В жизни эта реакция на воображаемый удар, как не соответствующий действительности, сейчас же затормаживается. Но РЕАКЦИЯ ФАКТИЧЕСКИ УЖЕ БЫЛА — В ЭТОМ ВСЕ ДЕЛО.
Вся творческая актерская работа и заключается в том, чтобы давать ход этой рефлекторной реакции на слова, на мысль, на воображаемое, словом, на вторую сигнальную систему. Давать ход, не тормозить, как это мы делаем в быту.
Недаром П. С. Мочалов говорит в своей статье для артиста: «Глубина души и пламенное воображение суть две способности, составляющие главную часть таланта». Глубины души можно требовать от исполнителей великих характеров и больших страстей, что же касается воображения — им должен обладать всякий, посвятивший свою жизнь сцене. Да оно и есть всегда, только надо не мешать ему и уметь дать ход.
Тема о жизни на сцене настолько серьезна и велика, что нуждается не в таком беглом обсуждении. Здесь же приходится ограничиться только отдельными замечаниями.
Второй вопрос: о творческой свободе. Когда смотришь на сцене крупного актера или в удачных местах исполнения актера и среднего, то первое, что бросается в глаза, — полная органическая свобода.
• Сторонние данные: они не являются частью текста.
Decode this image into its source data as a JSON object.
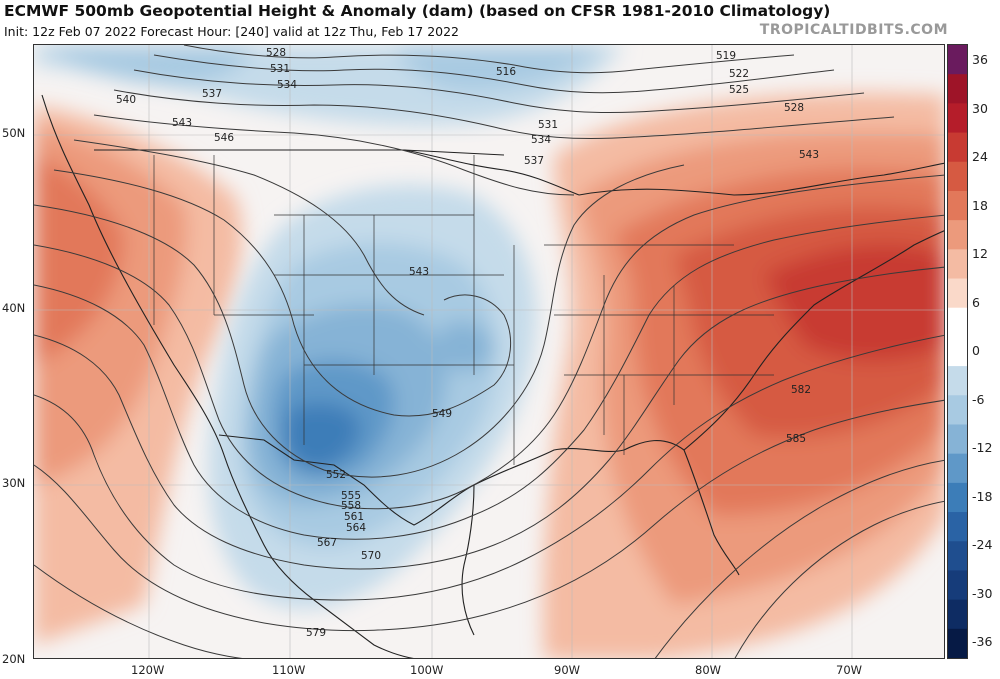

И сам Станиславский, когда у актера не выходило, чего добивались от него, — не выдерживал и сам показывал как надо, т. е. проигрывал сцену. Что было при этом? Тут были и «действие», и «задача», и «внимание»… Но главное, что поражало и прельщало — всегда была огромная, удивительная, беспредельная творческая свобода. Казалось, не он делает или играет, а как-то у него все само собой делается, и что иначе нельзя, настолько это убедительно, верно, органично.
И когда актер «заражался» этой органичностью, этой творческой свободой Станиславского, то его повторение под свежим впечатлением сразу сдвигало дело. Если же актер по-прежнему пытался «обмозговать» да разобраться в том, что и как надо, — дело стояло.
Как относился сам К.С. к этой творческой свободе? Теоретически она у него почти не затронута, но практически те, кто достаточно внимательно приглядывался к нему и его репетиционной работе, могли видеть, что она у него играла огромную роль.